High food and energy prices threaten Tajik recovery

By bne IntelliNews June 7, 2011

Clare Nuttall in Almaty -

Exposed to the mercy of international price fluctuations, Tajikistan is feeling renewed pressure on its current account, but a project to reduce reliance on imports at the country's most important economic asset only illustrates how long a haul the country is in for.

The Tajik government has said it hopes to stop inflation exceeding 9% in 2011, and is also taking steps to improve the current account balance - including exploring the options to reduce dependence on imported raw materials at the country's largest enterprise, the Tajikistan Aluminium Company (Talco).

However, economic problems rarely remain confined to the business sector for long. The combination of poverty and rising prices, together with the constant threat of insurgency from neighbouring Afghanistan, pose a growing threat to security. A report from the International Crisis Group says the country is "profoundly vulnerable socially, economically, politically and militarily."

Combined with a 44% hike on petrol export duties introduced by Russia, anticipation of higher grain prices this year and speculation on the local market are all driving prices up. Recent months have seen food prices soar by around 30%, which is only compounding the effect of raging inflation on groceries felt in the second half of 2010.

As seen elsewhere in the world this year, such rapidly rising prices pose a threat when they hit the poor, a danger of which Dushanbe is well aware. Tajikistan is the poorest post-Soviet state, with almost half the population living on less than $2.50 a day, according to the World Bank. Food and fuel are the main expenditure for much of the population, so rising prices quickly exacerbate poverty levels.

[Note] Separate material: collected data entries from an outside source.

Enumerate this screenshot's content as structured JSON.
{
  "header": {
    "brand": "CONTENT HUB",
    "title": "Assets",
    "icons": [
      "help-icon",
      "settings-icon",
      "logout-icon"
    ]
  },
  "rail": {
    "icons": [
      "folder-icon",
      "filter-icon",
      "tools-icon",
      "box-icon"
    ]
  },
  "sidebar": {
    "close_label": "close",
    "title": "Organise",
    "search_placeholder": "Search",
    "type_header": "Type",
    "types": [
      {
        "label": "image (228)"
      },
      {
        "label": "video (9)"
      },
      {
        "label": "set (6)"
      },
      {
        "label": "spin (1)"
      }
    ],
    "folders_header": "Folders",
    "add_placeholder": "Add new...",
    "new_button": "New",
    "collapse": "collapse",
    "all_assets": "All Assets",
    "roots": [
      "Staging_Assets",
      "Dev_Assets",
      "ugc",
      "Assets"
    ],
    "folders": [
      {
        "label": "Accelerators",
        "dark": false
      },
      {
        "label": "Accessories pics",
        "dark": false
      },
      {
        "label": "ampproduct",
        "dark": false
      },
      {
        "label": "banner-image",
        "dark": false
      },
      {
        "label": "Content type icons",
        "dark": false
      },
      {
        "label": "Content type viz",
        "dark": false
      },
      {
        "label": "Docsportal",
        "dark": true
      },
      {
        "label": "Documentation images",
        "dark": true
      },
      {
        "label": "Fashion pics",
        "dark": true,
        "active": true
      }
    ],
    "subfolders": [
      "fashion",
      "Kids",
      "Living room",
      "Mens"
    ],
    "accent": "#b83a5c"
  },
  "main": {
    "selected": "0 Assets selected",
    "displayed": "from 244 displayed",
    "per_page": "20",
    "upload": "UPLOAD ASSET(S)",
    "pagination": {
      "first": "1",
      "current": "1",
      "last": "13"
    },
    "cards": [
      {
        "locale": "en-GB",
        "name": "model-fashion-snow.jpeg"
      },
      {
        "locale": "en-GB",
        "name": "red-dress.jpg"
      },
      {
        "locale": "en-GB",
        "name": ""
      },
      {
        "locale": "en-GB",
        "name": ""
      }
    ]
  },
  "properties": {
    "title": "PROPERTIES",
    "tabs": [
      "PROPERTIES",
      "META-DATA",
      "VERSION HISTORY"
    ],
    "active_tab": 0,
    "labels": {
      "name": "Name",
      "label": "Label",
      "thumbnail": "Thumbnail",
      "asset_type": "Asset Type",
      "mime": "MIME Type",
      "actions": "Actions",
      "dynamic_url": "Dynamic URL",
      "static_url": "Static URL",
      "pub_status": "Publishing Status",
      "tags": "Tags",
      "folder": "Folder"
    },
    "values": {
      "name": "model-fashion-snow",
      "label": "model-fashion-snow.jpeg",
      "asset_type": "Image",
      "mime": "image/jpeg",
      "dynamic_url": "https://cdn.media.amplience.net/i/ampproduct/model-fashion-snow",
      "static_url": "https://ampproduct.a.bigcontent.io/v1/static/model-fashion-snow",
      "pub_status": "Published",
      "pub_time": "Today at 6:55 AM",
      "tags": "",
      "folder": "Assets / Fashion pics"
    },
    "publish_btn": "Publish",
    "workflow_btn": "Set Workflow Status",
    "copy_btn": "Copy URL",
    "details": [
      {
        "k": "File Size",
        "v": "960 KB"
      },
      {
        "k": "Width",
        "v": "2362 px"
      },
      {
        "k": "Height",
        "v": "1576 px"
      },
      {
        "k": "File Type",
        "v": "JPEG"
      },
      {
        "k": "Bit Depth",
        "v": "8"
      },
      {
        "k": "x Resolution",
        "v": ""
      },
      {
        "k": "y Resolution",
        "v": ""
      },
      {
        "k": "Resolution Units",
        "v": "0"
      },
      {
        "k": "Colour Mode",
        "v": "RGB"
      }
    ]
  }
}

Hence, the authorities have been trying to control prices, but success has been limited. In Dushanbe, market traders have been ordered to keep prices within limits, and in May several butchers were arrested for failing to keep within the 24 somoni ($5.30) per kilogram cap on meat products.

Current problems

Although Tajikistan managed to maintain growth during the recent global crisis - increasing GDP growth from 3.9% in 2009 to 6.5% in 2010, according to the International Monetary Fund (IMF) - the current account remains a concern. Whilst it shifted to a surplus of 2.2% of GDP in 2010, over the previous five years it saw an average deficit of 5%. "In general, we are concerned about the inflationary tendency," Jamshed Yusufiyon, first deputy chairman of the National Bank of Tajikistan, tells bne. "This is because of the openness of our economy, and some features of the balance of payments. Imports and exports total almost double Tajikistan's GDP, and the current account deficit is chronic."

Therefore, the government hopes to reduce dependence on imports at Tajikistan's largest company, Talco. On April 1, Talco directors announced plans for a $2bn investment programme to allow the plant's smelter to use a larger proportion of domestic raw materials. Currently, Talco currently imports around 90% of the raw materials and equipment it needs to run the smelter, but is working with Canada's Hatch to upgrade the plant to allow 60% of inputs to be sourced domestically.

According to Yusufiyon, the matter is crucial for Tajikistan. "We are developing a major plan to supply the plant with our own resources," he says. "Some research has been carried out already, and the numbers are quite realistic. However, it will be a long road to assess all the documentation, and more studies are needed."

There are questions both over where Talco will raise the $2bn it needs to rebuild the plant, and indeed whether it will actually be possible to source the required inputs in country. Despite hosting one of the world's largest aluminium plants, Tajikistan does not possess any bauxite. "Aluminium production is energy intensive, so to make it properly you need low-cost electricity, which effectively means hydropower. That's why aluminum plants are located in areas like the Pacific North West, Canada, Norway - and Tajikistan. However, everything else needs to be imported," says Ken Arne, senior associate at minerals industry consultancy Behre Dolbear.

Although there is a small deposit of bauxite in south Kyrgyzstan, near the Tajik border, none has been found in Tajikistan, despite extensive searches in the Soviet era. Aluminium can, however, also be produced from alumina oxide, and rocks with high alumina oxide content have been discovered around 200 miles east of Talco. The government is considering opening a quarry and building a railway to ship the output to the smelter. "The mining process would be very straightforward, but they would have to build 200 miles of railroad, and extracting alumina from rock is more expensive than starting with bauxite, as there are several extra stages. This would require a big capital investment into a new processing plant," says Arne. "Talco is the most important economic asset in Tajikistan, and one of the biggest political footballs."

The Tajik government is also hoping to give the economy a boost with some ambitious projects in the mining and hydropower sectors. The Roghun hydropower plant will solve a lot of Tajikistan's electricity shortages and free up surplus power for export, although it is a controversial issue internationally due to strong opposition from Uzbekistan. Meanwhile, a tender currently being carried out by Bolshoy Konimansuri is intended to bring a top international mining company to develop Tajikistan's largest silver deposit.